Комната, о которой думали, а именно, имеет много мыслей о соединениях со многими мыслями о вещах. Некоторые из этих соединений непостоянны, другие стабильны. В личной истории читателя комната занимает одну дату—он видел ее, возможно, только один раз, год назад. С другой стороны, из истории дома он образует постоянный ингредиент. Некоторые пары обладают любопытным упрямством, если позаимствовать термин Ройса, на самом деле; другие демонстрируют текучесть фантазии—мы позволяем им приходить и уходить, когда нам заблагорассудится. Сгруппированы с[стр. 22] остальная часть его дома, с названием его города, его владельца, строителя, стоимостью, декоративным планом, комната сохраняет определенную точку опоры, к которой, если мы попытаемся ее ослабить, она имеет тенденцию возвращаться и с силой заявлять о себе.[14] Одним словом, с этими партнерами он согласуется, в то время как с другими домами, другими городами, другими владельцами и т. Д. Он вообще не проявляет тенденции к согласованности. Две коллекции, во-первых, ее сплоченные, а во-вторых, ее свободные партнеры, неизбежно приходят к контрасту.

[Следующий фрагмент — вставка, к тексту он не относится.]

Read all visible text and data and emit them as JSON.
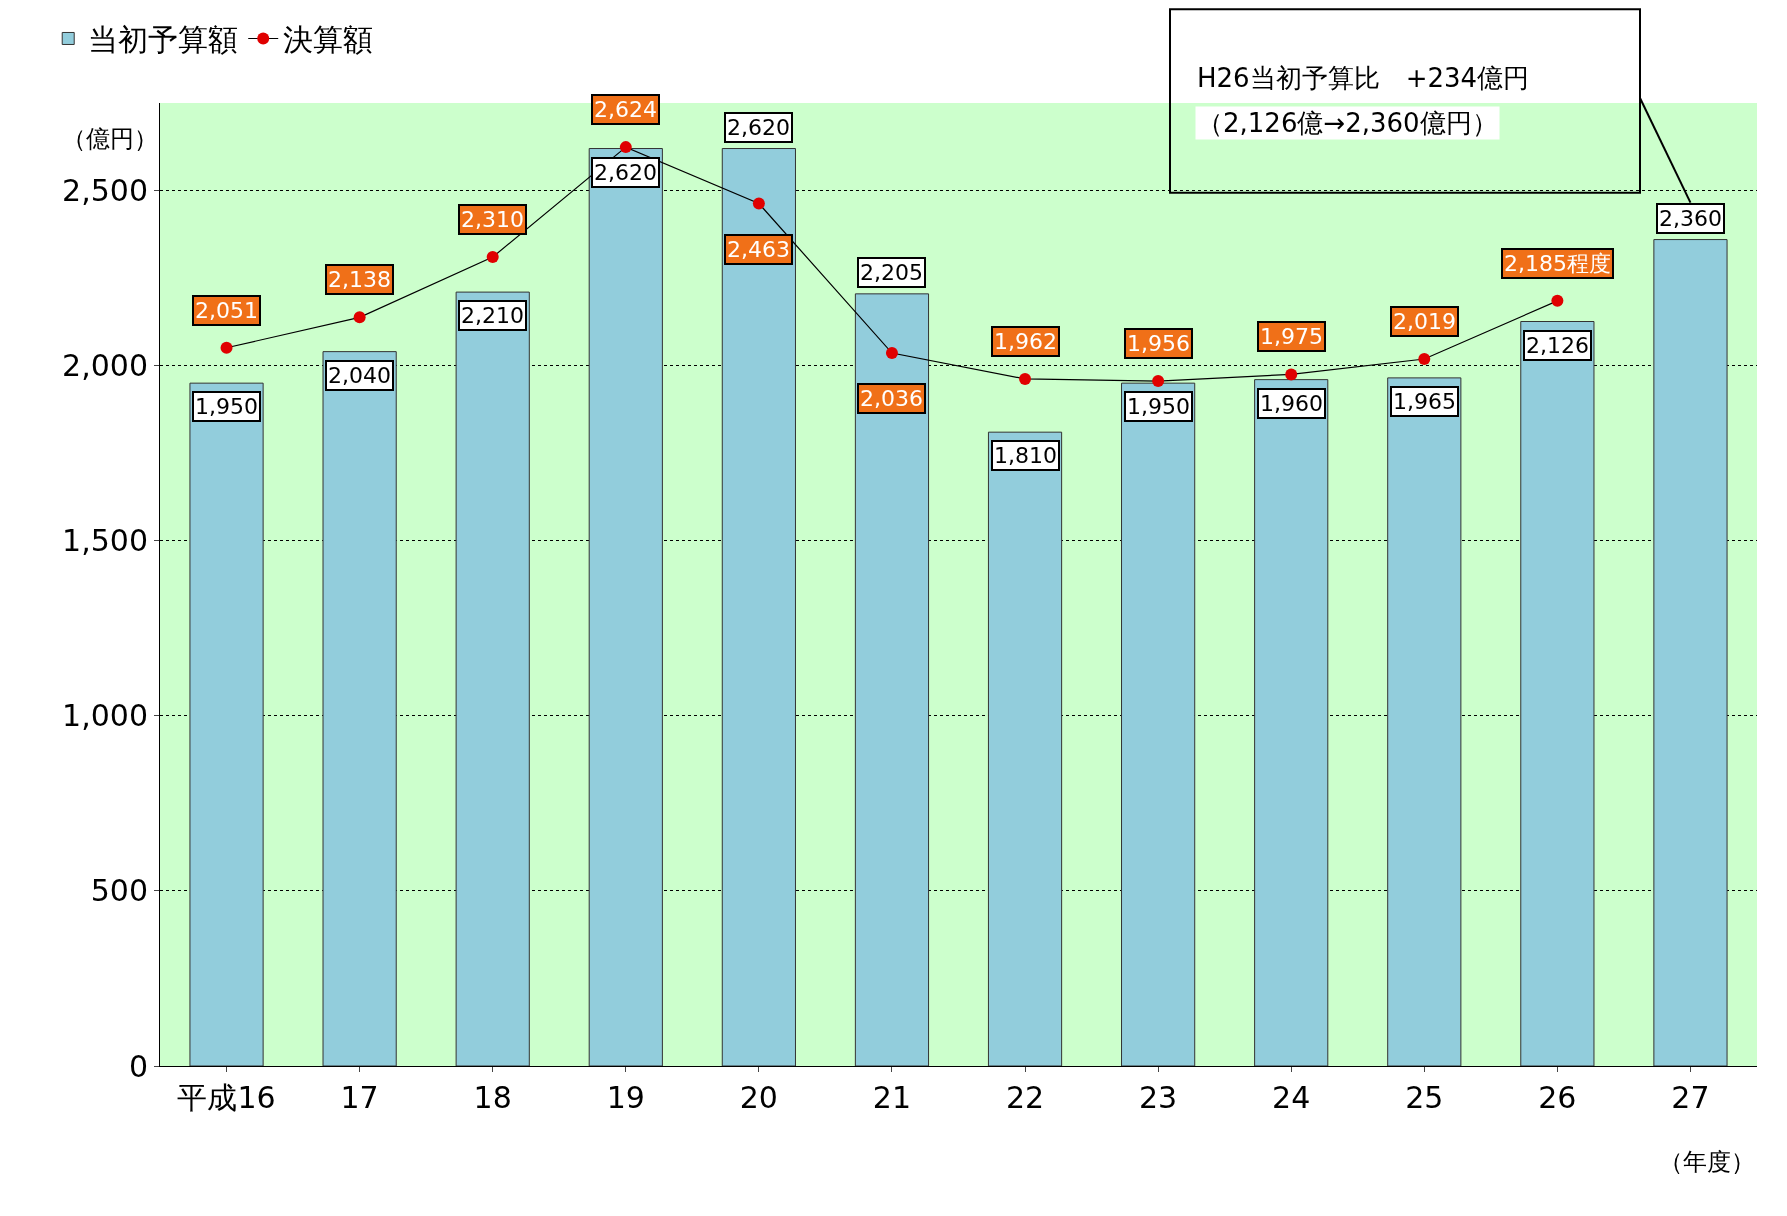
{
  "chart_data": {
    "type": "bar",
    "categories": [
      "平成16",
      "17",
      "18",
      "19",
      "20",
      "21",
      "22",
      "23",
      "24",
      "25",
      "26",
      "27"
    ],
    "series": [
      {
        "name": "当初予算額",
        "color": "#92cddc",
        "values": [
          1950,
          2040,
          2210,
          2620,
          2620,
          2205,
          1810,
          1950,
          1960,
          1965,
          2126,
          2360
        ],
        "value_labels": [
          "1,950",
          "2,040",
          "2,210",
          "2,620",
          "2,620",
          "2,205",
          "1,810",
          "1,950",
          "1,960",
          "1,965",
          "2,126",
          "2,360"
        ]
      },
      {
        "name": "決算額",
        "type": "line",
        "color": "#e00000",
        "marker": "circle",
        "values": [
          2051,
          2138,
          2310,
          2624,
          2463,
          2036,
          1962,
          1956,
          1975,
          2019,
          2185,
          null
        ],
        "value_labels": [
          "2,051",
          "2,138",
          "2,310",
          "2,624",
          "2,463",
          "2,036",
          "1,962",
          "1,956",
          "1,975",
          "2,019",
          "2,185程度",
          null
        ]
      }
    ],
    "ylabel": "（億円）",
    "xlabel": "（年度）",
    "ylim": [
      0,
      2750
    ],
    "yticks": [
      0,
      {
        "value": 500,
        "label": "500"
      },
      {
        "value": 1000,
        "label": "1,000"
      },
      {
        "value": 1500,
        "label": "1,500"
      },
      {
        "value": 2000,
        "label": "2,000"
      },
      {
        "value": 2500,
        "label": "2,500"
      }
    ],
    "grid": "y",
    "legend": "top left",
    "annotations": [
      "H26当初予算比　+234億円",
      "（2,126億→2,360億円）"
    ]
  }
}
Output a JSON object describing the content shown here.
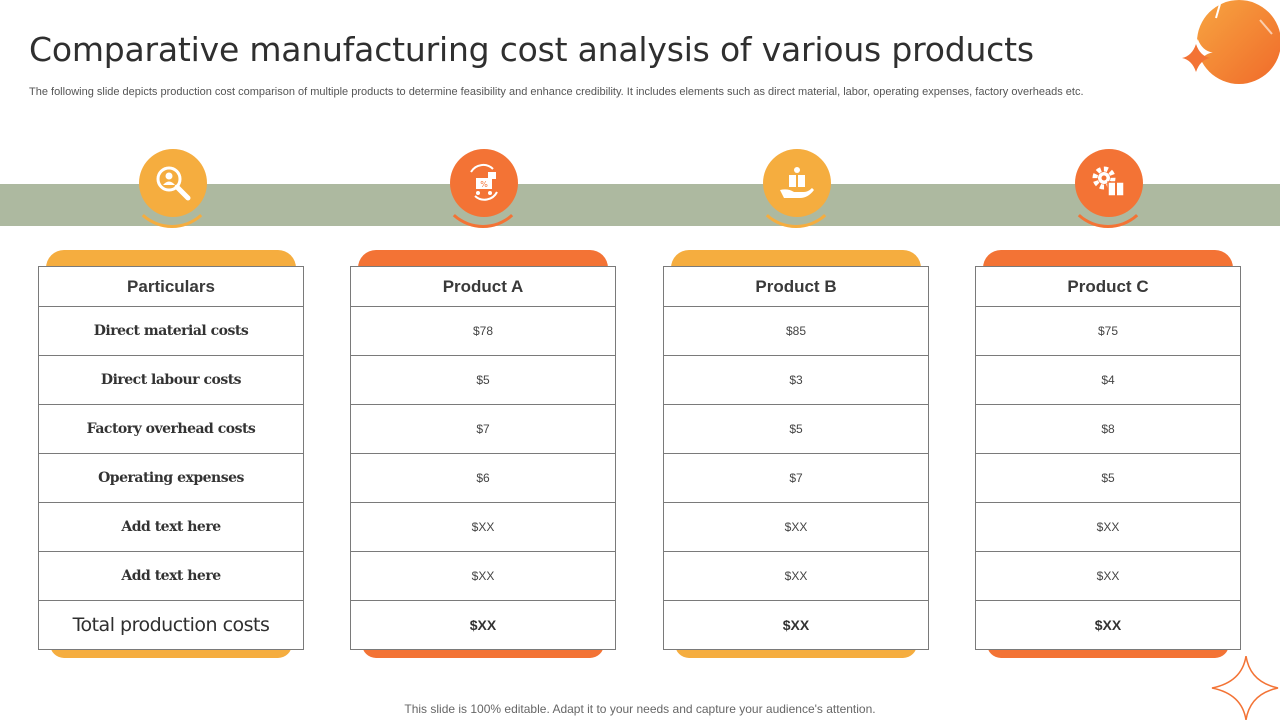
{
  "title": "Comparative manufacturing cost analysis of various products",
  "subtitle": "The following slide depicts production cost comparison of multiple products to determine feasibility and enhance credibility. It includes elements such as direct material, labor, operating expenses, factory overheads etc.",
  "colors": {
    "yellow": "#f5ad3f",
    "orange": "#f37335",
    "band": "#adb9a0"
  },
  "icons": [
    "magnifier-person-icon",
    "shopping-cart-discount-icon",
    "hand-gift-icon",
    "gear-box-icon"
  ],
  "columns": [
    {
      "header": "Particulars",
      "cells": [
        "Direct material costs",
        "Direct labour costs",
        "Factory overhead costs",
        "Operating expenses",
        "Add text here",
        "Add text here",
        "Total production costs"
      ]
    },
    {
      "header": "Product A",
      "cells": [
        "$78",
        "$5",
        "$7",
        "$6",
        "$XX",
        "$XX",
        "$XX"
      ]
    },
    {
      "header": "Product B",
      "cells": [
        "$85",
        "$3",
        "$5",
        "$7",
        "$XX",
        "$XX",
        "$XX"
      ]
    },
    {
      "header": "Product C",
      "cells": [
        "$75",
        "$4",
        "$8",
        "$5",
        "$XX",
        "$XX",
        "$XX"
      ]
    }
  ],
  "footer": "This slide is 100% editable. Adapt it to your needs and capture your audience's attention."
}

Мы называем первую коллекцию системой внешних реальностей, посреди которой существует комната как "реальная"; другую мы называем потоком нашего внутреннего мышления, в котором, как "мысленный образ", она на мгновение всплывает.[15] Таким образом, комната снова пересчитывается дважды. Он играет две разные роли, будучи Gedanke и Gedachtes, мысль-об-объекте и мысль-об объекте, оба в одном; и все это без парадокса или тайны, точно так же, как одна и та же материальная вещь может быть как низкой, так и высокой, или маленькой, и большой, или плохой и хорошей из-за ее отношений к противоположным частям окружающего мира.